The inaugural exhibition for the first floor galleries, American Soil unites six artists (Tomory Dodge, Angelina Gualdoni, Brad Kahlhamer, Nicola Lopez, Frank Magnotta, and Lisa Sanditz) whose works are informed by the landscape of America – be it rural, suburban, or urban. They address failed utopias, obsession with real estate development, rampant technology, and architecture seemingly at odds with its environment or intended purpose.

Los Angeles artist Tomory Dodge’s lush paintings often portray an American landscape in violent disarray and upheaval. It is a landscape of abandonment and decay. Likewise, Angelina Gualdoni’s works are often inspired by out-of-business shopping malls and the abandoned theme parks that increasingly populate the American landscape. Her deteriorating, neglected buildings suggest the transience of life and indignities of old age. Gualdoni was born in San Francisco and raised in St. Louis, and is now based out of Chicago and New York.

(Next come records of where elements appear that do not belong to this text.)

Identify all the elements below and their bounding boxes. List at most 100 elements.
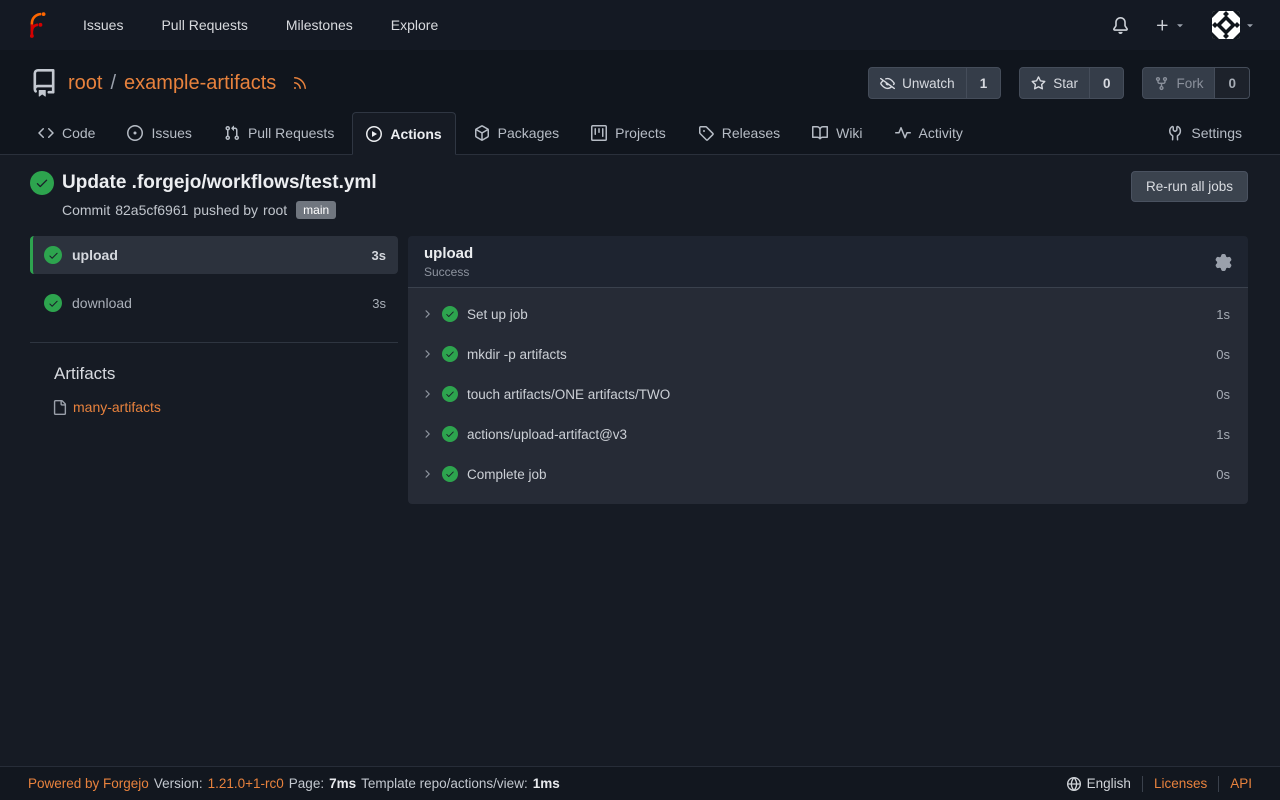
repo-name-link[interactable]: example-artifacts: [124, 72, 276, 95]
divider: [1218, 776, 1219, 792]
page-time-label: Page:: [289, 776, 324, 791]
navbar-links: Issues Pull Requests Milestones Explore: [83, 17, 438, 33]
watch-button-group: Unwatch 1: [868, 67, 1001, 99]
job-row-upload[interactable]: upload 3s: [30, 236, 398, 274]
repo-header: root / example-artifacts Unwatch 1 Star: [0, 50, 1280, 112]
step-name: Complete job: [467, 467, 547, 482]
star-button[interactable]: Star: [1020, 68, 1089, 98]
step-row[interactable]: Set up job 1s: [408, 294, 1248, 334]
step-row[interactable]: actions/upload-artifact@v3 1s: [408, 414, 1248, 454]
licenses-link[interactable]: Licenses: [1154, 776, 1207, 791]
rerun-all-jobs-button[interactable]: Re-run all jobs: [1131, 171, 1248, 202]
step-row[interactable]: Complete job 0s: [408, 454, 1248, 494]
chevron-right-icon: [421, 468, 433, 480]
nav-explore[interactable]: Explore: [391, 17, 438, 33]
branch-badge[interactable]: main: [296, 201, 336, 219]
tab-label: Releases: [722, 125, 780, 141]
step-duration: 0s: [1216, 387, 1230, 402]
step-success-icon: [442, 426, 458, 442]
repo-title: root / example-artifacts: [30, 69, 308, 97]
job-row-download[interactable]: download 3s: [30, 284, 398, 322]
job-detail-name: upload: [424, 245, 473, 262]
stars-count[interactable]: 0: [1089, 68, 1124, 98]
watchers-count[interactable]: 1: [966, 68, 1001, 98]
job-duration: 3s: [372, 296, 386, 311]
forks-count[interactable]: 0: [1214, 68, 1249, 98]
step-row[interactable]: mkdir -p artifacts 0s: [408, 334, 1248, 374]
tab-label: Code: [62, 125, 95, 141]
pull-request-icon: [224, 125, 240, 141]
step-success-icon: [442, 386, 458, 402]
star-button-group: Star 0: [1019, 67, 1124, 99]
tab-releases[interactable]: Releases: [684, 112, 794, 154]
commit-label: Commit: [62, 202, 110, 218]
commit-sha[interactable]: 82a5cf6961: [115, 202, 188, 218]
star-icon: [1031, 76, 1046, 91]
api-link[interactable]: API: [1230, 776, 1252, 791]
tab-pull-requests[interactable]: Pull Requests: [210, 112, 348, 154]
language-menu[interactable]: English: [1067, 776, 1131, 791]
tab-settings[interactable]: Settings: [1153, 112, 1256, 154]
run-title: Update .forgejo/workflows/test.yml: [62, 172, 377, 194]
eye-slash-icon: [880, 76, 895, 91]
tab-label: Issues: [151, 125, 191, 141]
nav-issues[interactable]: Issues: [83, 17, 123, 33]
step-success-icon: [442, 466, 458, 482]
tab-projects[interactable]: Projects: [577, 112, 680, 154]
navbar: Issues Pull Requests Milestones Explore: [0, 0, 1280, 50]
repo-owner-link[interactable]: root: [68, 72, 102, 95]
job-options-button[interactable]: [1215, 254, 1232, 271]
tab-issues[interactable]: Issues: [113, 112, 205, 154]
notifications-button[interactable]: [1112, 17, 1129, 34]
create-new-button[interactable]: [1155, 18, 1186, 33]
project-icon: [591, 125, 607, 141]
tab-actions[interactable]: Actions: [352, 112, 455, 155]
fork-icon: [1154, 76, 1169, 91]
unwatch-label: Unwatch: [902, 76, 955, 91]
commit-author[interactable]: root: [263, 202, 287, 218]
tab-code[interactable]: Code: [24, 112, 109, 154]
tab-label: Wiki: [836, 125, 862, 141]
code-icon: [38, 125, 54, 141]
step-duration: 0s: [1216, 467, 1230, 482]
step-duration: 0s: [1216, 347, 1230, 362]
artifact-link[interactable]: many-artifacts: [73, 399, 161, 415]
identicon-avatar: [1212, 11, 1240, 39]
template-time-label: Template repo/actions/view:: [361, 776, 528, 791]
avatar: [1212, 11, 1240, 39]
template-time: 1ms: [533, 776, 560, 791]
chevron-down-icon: [1244, 19, 1256, 31]
fork-button-group: Fork 0: [1142, 67, 1250, 99]
step-name: Set up job: [467, 307, 528, 322]
forgejo-logo-icon: [24, 12, 51, 39]
step-name: mkdir -p artifacts: [467, 347, 567, 362]
chevron-right-icon: [421, 348, 433, 360]
step-row[interactable]: touch artifacts/ONE artifacts/TWO 0s: [408, 374, 1248, 414]
job-name: download: [72, 295, 132, 311]
tab-label: Projects: [615, 125, 666, 141]
nav-milestones[interactable]: Milestones: [286, 17, 353, 33]
steps-list: Set up job 1s mkdir -p artifacts 0s touc…: [408, 288, 1248, 504]
powered-by-link[interactable]: Powered by Forgejo: [28, 776, 149, 791]
step-success-icon: [442, 306, 458, 322]
rss-button[interactable]: [292, 75, 308, 91]
tab-label: Settings: [1191, 125, 1242, 141]
unwatch-button[interactable]: Unwatch: [869, 68, 966, 98]
version-link[interactable]: 1.21.0+1-rc0: [208, 776, 284, 791]
forgejo-logo[interactable]: [24, 12, 51, 39]
plus-icon: [1155, 18, 1170, 33]
chevron-down-icon: [1174, 19, 1186, 31]
divider: [30, 342, 398, 343]
bell-icon: [1112, 17, 1129, 34]
tag-icon: [698, 125, 714, 141]
step-name: touch artifacts/ONE artifacts/TWO: [467, 387, 670, 402]
user-menu[interactable]: [1212, 11, 1256, 39]
tab-label: Activity: [919, 125, 963, 141]
tab-wiki[interactable]: Wiki: [798, 112, 876, 154]
page-time: 7ms: [329, 776, 356, 791]
run-success-icon: [30, 171, 54, 195]
tab-packages[interactable]: Packages: [460, 112, 573, 154]
tab-activity[interactable]: Activity: [881, 112, 977, 154]
fork-button[interactable]: Fork: [1143, 68, 1214, 98]
nav-pull-requests[interactable]: Pull Requests: [161, 17, 247, 33]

Nicola Lopez’s installations and works on paper depict images of cityscapes and structures which seem on the verge of breakdown. In them, Lopez questions our culture’s insistence upon growth and glorification of technology. Now working in Brooklyn, New York, Lopez was born in Santa Fe, New Mexico.

New York-based Frank Magnotta creates large scale, meticulous graphite drawings which comment upon the relentless cycles of real estate development of the past fifty years. His scenes suggest an environment (both at work and home) which has become increasingly outlandish, strange, and even threatening.

Lisa Sanditz’s recent paintings explore the concept of casino development, and the role it plays in the social and geographical landscape of America. As Sanditz states, “I’m interested in something that’s teetering on being very seductive but very repellent at the same time. As a culture, we are obsessed with land and property rights and real estate.” Sanditz is from St. Louis and is now working in Tivoli, New York.

Brad Kahlhamer’s visionary landscapes reflect his experiences in the American West and New York City, his current home. His sprawling Community Board is a veritable travelogue of his journeys across America, replete with references to his Native American heritage. His works on paper are teeming with references to music, desert wildlife, and rural and urban communities.

These artists offer insight and commentary on the current American terrain – a terrain fraught with tensions over environmental concerns, commercial architecture gone awry, aging developments and communities, and an increasingly surreal and homogenized landscape.